Monday, September 14, 2009

Engineering Education

I haven't told you where I go to school yet, and I'll keep that under wraps for a bit, though it wouldn't be hard to guess, I think. For the most part, our profs are amazing. They are really helpful, always available, and knowledgeable as well. This school is supposed to the best. The #1. Too often for my taste though, I find examples of substandard work in progress.
The other day, I was in my economics class, Managerial Economics. My professor (whom I really enjoy) assigned us a Lagrangian maximization problem. As a math major, this shouldn't be a big deal. Unfortunately, I consider myself to be lacking in the general knowledge of mathematics. Even though I should have learned Lagrangians long ago in Calculus 1, 2, or 3 (before my freshman year), I don't remember how to do them. I think most people don't, but as a math major, I feel like I'm sort of obligated to remember this type of thing.
This Lagrangian maximization was a bit special though, because it had an inequality constraint. After searching the internet up and down, old calculus assignments, asking a math professor, and asking my Econ professor, I finally discovered one way to solve such a problem.
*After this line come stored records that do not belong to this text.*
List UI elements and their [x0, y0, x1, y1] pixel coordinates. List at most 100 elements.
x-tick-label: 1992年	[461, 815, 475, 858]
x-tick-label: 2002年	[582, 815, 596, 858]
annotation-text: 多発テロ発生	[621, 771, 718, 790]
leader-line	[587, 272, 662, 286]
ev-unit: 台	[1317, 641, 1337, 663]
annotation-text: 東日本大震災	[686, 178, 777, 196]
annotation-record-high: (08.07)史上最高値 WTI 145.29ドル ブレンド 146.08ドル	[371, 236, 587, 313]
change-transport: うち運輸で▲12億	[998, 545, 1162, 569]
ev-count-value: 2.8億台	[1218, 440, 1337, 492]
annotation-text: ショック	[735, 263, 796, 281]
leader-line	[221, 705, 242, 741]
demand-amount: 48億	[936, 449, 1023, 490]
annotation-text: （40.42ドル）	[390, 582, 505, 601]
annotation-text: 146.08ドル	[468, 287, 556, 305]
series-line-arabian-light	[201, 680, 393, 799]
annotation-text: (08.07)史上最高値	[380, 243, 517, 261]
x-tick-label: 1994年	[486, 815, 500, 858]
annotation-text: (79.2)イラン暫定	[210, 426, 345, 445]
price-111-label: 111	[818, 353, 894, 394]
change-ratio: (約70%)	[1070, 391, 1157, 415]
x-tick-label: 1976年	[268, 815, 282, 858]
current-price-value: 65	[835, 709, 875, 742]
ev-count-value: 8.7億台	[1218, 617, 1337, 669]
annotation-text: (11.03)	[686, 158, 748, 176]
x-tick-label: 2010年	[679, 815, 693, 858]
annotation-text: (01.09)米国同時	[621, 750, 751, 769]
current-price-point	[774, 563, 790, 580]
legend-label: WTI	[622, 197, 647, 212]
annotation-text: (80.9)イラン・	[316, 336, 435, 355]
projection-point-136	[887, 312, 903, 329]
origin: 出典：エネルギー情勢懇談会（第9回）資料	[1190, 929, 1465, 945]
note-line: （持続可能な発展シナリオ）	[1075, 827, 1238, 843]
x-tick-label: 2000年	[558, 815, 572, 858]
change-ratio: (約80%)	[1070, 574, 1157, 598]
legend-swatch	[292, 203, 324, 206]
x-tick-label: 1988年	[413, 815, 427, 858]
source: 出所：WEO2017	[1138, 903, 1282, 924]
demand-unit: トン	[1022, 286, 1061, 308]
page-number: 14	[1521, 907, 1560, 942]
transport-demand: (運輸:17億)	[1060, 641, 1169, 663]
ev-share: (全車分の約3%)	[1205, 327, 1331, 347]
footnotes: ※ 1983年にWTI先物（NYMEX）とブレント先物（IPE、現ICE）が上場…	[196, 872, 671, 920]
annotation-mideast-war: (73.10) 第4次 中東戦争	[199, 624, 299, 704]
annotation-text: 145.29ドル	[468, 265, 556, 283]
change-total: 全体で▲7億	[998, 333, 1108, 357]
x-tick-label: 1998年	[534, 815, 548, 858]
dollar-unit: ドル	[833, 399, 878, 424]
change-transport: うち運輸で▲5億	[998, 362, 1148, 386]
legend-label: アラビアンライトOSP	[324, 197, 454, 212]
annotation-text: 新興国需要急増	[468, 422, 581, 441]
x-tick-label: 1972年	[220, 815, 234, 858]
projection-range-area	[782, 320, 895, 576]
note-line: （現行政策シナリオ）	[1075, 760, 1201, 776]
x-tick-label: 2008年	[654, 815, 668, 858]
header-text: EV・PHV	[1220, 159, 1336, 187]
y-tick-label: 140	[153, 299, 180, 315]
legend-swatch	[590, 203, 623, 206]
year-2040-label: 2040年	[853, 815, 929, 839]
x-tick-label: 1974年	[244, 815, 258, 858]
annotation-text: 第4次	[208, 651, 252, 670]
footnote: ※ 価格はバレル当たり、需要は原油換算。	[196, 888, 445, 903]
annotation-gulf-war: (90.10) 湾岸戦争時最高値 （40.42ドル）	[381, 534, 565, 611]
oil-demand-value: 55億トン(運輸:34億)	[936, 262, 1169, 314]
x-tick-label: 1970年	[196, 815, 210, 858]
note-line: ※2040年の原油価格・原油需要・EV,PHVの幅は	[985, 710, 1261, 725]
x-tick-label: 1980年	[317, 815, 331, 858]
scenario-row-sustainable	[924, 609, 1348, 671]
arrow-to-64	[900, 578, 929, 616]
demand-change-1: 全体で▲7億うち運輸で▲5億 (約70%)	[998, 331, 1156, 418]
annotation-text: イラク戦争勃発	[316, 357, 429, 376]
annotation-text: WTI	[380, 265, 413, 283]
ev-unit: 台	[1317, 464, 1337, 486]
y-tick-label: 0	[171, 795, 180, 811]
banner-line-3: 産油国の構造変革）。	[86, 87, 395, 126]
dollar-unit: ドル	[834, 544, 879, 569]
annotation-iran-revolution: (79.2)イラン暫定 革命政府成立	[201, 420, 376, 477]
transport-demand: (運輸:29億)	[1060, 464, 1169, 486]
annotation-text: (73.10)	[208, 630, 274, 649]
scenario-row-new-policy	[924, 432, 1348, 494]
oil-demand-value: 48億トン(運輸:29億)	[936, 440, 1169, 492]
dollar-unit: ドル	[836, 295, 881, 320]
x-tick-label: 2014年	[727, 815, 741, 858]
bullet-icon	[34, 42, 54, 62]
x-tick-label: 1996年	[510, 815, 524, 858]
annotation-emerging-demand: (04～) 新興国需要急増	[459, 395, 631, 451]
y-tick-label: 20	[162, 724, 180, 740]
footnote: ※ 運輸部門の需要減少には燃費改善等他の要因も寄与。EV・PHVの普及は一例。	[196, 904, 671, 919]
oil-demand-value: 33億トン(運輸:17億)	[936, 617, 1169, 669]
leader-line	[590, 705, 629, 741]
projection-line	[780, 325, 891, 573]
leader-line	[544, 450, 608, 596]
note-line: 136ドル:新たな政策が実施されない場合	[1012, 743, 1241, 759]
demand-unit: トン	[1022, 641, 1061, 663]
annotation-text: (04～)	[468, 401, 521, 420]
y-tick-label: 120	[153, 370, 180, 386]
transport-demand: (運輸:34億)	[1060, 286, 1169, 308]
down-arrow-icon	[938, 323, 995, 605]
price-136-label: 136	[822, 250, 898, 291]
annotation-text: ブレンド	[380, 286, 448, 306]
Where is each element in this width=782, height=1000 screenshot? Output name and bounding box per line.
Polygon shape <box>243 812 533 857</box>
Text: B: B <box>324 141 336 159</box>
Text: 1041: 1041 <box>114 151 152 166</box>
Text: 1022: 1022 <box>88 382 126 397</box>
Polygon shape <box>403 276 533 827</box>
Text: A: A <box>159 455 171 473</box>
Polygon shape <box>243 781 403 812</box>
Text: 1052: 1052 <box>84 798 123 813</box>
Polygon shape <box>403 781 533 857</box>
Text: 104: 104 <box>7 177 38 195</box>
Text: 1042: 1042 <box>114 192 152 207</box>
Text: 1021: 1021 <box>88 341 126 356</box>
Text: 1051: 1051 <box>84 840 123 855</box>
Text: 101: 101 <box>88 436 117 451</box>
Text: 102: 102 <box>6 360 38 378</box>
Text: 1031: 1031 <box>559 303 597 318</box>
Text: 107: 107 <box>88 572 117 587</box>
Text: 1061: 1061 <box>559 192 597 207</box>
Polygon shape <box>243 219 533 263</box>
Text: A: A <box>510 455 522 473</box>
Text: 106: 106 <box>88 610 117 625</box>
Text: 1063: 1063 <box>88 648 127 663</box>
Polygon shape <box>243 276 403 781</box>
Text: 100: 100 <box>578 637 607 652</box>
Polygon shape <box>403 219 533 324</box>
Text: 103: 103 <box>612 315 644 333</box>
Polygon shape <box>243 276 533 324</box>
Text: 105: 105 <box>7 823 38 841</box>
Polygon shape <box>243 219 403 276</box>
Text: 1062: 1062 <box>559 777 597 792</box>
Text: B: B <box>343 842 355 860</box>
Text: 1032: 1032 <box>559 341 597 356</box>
To maximize (or minimize, of course) the function f(q) with a constraint such as q <= 300, you could add a "slack" variable in. Now my first intuition was to add a variable like 's', to make the inequality an equality like this: q+s = 300. Although you would expect this to work, when you take the partial derivatives, you will discover that the Lagrangian multiplier effectively disappears! The solution, it turns out, is to add s^2, rather than s. Mathematically, it makes no difference of all, of course. But when you take the partial of f with respect to s, now you get 2*s*lambda, instead of just lambda. Since this problem is now a nightmare to solve by hand, you need a good friend like Maple to do it for you. As a math major and an engineer, I am always trying to figure out WHY things work. It drives me completely insane that I have NO idea why you have to add an s^2 rather than s, since it should make no mathematical difference. But no one has been able to explain it to me, and no internet site had a satisfactory explanation. So I must accept it for now. The irritating part of this problem is that my Econ prof had no idea how to solve the Lagrangian maximization with the inequality. His solution was to "assume it was an equality". This means that you are assuming about 100 things about the function and its partial derivatives which may or may not be true. What if the constraint isn't binding (the global maximum is less than 300)? What if f(q) isn't parabolic? It's completely ridiculous to make such a rash assumption. I am appalled that such an invalid assumption is being made. It offends me as a student, as a math major, as an econ major, and as a inquisitive human being. You make wild assumptions in high school. Now it's time to play ball. You face all of your worst mathematical nightmares like a big boy and solve them.

You'll figure out soon enough that I'm pretty smart. I really don't like to brag about it, and I didn't even accept that I was smarter than most people here for a long time. I'm finally coming to grips with it though. I thought that by coming to "the best" that I would be mentally stimulated, but that isn't the case to an astonishingly large extent. Some days I am disappointed in my college, and its #1 rating. My roommate and I often wonder if it really is the best. And we are demoralized at the thought that it really might be. Could this be the best that the world has to offer? MIT wouldn't have me, though I don't know why. I suppose I don't play enough sports or something. I'm a CS major for crying out loud. I'm not supposed to play sports, that would make me weird ;-).


I was walking around the campus lake today, and I spied a very large turtle. It wasn't the largest turtle I've ever seen. It wasn't a snapping turtle, it was just the standard Speed Lake turtle, except monstrous. It was at least three times the size of the next largest turtle I've ever seen in the lake. He didn't mind me much, he wasn't even looking at me. I've always wondered how turtles grow inside their shells, and I do believe I've discovered the answer! This largish turtle was "shedding" the outer layer of his shell. I could see parts where the outer layer was gone, and there was dark, new shell underneath. The rest of it was all dried out and falling off.